On aura beau chercher, rien n’est jamais de la faute de Christian Estrosi. Sa politique ultra-sécuritaire a montré ses limites, mais il ne la remettra pas en question. C’est là où réside sa force : expliquer avec une sincérité déconcertante que ses paradoxes n’en sont pas. Il l’avait déjà fait lors des régionales de 2015 en se déguisant en « résistant » pour draguer les électeurs de gauche, face à la frontiste Marion Maréchal-Le Pen. « Je n’aime pas cette notion de droite et de gauche, affirmait-il à l’époque à Mediapart. Je me sens si différent des commentaires qui sont faits sur moi… Dans ma ville, tout le monde sait que je suis plus socialiste que les socialistes et plus écolo que les Verts. »                                                                              Les ficelles de la stratégie adoptée par l’ancien édile depuis dix jours sont aussi énormes que celles qu’il avait utilisées pour sa campagne. Et pourtant, elles parviennent à créer un embrouillamini aux relents complotistes. Lorsqu’il accuse le gouvernement de vouloir « détruire des preuves » en brandissant la réquisition demandant l’effacement des images de l’attentat, sans préciser que ces dernières ont déjà été versées au dossier d’instruction, il crée de la confusion. Lorsqu’il explique sérieusement que l’État est sans doute « jaloux » des réussites de sa ville et que c’est pour cette raison qu’il essaie de le « déstabiliser, en donnant par exemple l’autorisation d’ouverture » à la mosquée En-Nour, il crée aussi de la confusion.
Lorsqu’il souligne dans la presse à quel point il regrette que Manuel Valls se soit fait huer lors de l’hommage aux victimes, sans reconnaître que c’est en réalité l’ensemble des responsables politiques, lui compris, qui étaient visés ce jour-là, il crée toujours de la confusion. Lorsqu’il communique sur une main courante de « Sa police municipale » indiquant que l’un des complices du tueur était sous le coup d'une mesure de reconduite à la frontière, qui n’a jamais été effective, il crée encore de la confusion. Le président de la région PACA distille dans la presse les éléments matériels et langagiers qui appuient sa version des faits. Le résultat de son tintamarre médiatique est stupéfiant : on ne voit que lui et on ne parle que des autres. Pourtant, Christian Estrosi le jure : jamais il n’a voulu sombrer dans la polémique politicienne. « La polémique est détestable et ce qui nourrit la polémique ; c’est le mensonge, a-t-il encore expliqué samedi sur RTL Si l’État cesse de mentir, il n’y aura plus de polémique. Et moi je ne cherche pas la polémique, je ne cherche que la vérité. » Comment, dans ce cas, qualifier chacun des propos qu’il tient depuis dix jours ?  Que penser de ses comparaisons de cours de récréation avec le premier ministre, quand il précise qu’il a « exercé des fonctions gouvernementales plus longtemps que lui » ? Comment réceptionner ses plaintes dans Paris Match   où il se lamente d’avoir été « traité comme un subalterne, un moins que rien » par le gouvernement ?   

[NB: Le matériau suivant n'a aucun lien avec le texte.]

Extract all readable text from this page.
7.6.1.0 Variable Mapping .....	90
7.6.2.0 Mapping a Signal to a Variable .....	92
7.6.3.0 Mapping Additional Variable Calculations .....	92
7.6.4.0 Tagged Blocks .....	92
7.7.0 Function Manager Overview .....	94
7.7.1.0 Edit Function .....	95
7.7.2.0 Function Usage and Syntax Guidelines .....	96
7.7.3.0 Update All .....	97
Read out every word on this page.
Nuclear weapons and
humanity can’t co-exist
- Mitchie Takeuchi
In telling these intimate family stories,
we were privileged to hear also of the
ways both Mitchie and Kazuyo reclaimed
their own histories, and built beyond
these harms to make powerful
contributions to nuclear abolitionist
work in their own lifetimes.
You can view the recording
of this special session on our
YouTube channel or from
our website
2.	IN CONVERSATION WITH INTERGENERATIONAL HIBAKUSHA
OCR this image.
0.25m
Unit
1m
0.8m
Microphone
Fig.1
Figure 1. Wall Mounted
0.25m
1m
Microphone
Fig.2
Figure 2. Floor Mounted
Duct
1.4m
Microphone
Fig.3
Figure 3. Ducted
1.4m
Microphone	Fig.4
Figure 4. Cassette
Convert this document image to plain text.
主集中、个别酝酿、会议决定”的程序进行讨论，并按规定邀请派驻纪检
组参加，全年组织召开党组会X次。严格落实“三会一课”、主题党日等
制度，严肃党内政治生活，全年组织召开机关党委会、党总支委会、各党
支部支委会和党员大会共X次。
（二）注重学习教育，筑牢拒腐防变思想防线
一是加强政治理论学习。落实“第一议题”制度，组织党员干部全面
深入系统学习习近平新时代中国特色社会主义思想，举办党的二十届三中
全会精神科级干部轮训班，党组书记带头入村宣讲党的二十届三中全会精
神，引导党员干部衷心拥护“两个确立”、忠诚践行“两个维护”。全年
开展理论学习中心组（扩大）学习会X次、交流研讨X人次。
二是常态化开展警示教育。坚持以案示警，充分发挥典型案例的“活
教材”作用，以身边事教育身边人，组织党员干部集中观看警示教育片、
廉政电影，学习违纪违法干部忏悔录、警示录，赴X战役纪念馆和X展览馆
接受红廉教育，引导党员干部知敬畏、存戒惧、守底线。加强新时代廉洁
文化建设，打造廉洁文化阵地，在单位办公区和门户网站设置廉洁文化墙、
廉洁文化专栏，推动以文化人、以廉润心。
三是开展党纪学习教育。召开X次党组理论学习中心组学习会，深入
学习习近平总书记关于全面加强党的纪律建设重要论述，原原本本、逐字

« Il a été décidé qu’on reparlerait, dès les petites classes, d’éducation civique,

d’honnêteté, de courage, de refus du racisme et d’amour de la République.

Il est dommage que l’école ne soit fréquentée que par les enfants. »

André Frossard




Estrosi dit parler « au nom des Niçois », mais c’est surtout son ego que l’on entend. Il dit vouloir « défendre ses policiers municipaux », mais c’est lui et lui seul qu’il protège. Il martèle que « chacun doit prendre ses responsabilités », mais ne cesse de fuir les siennes.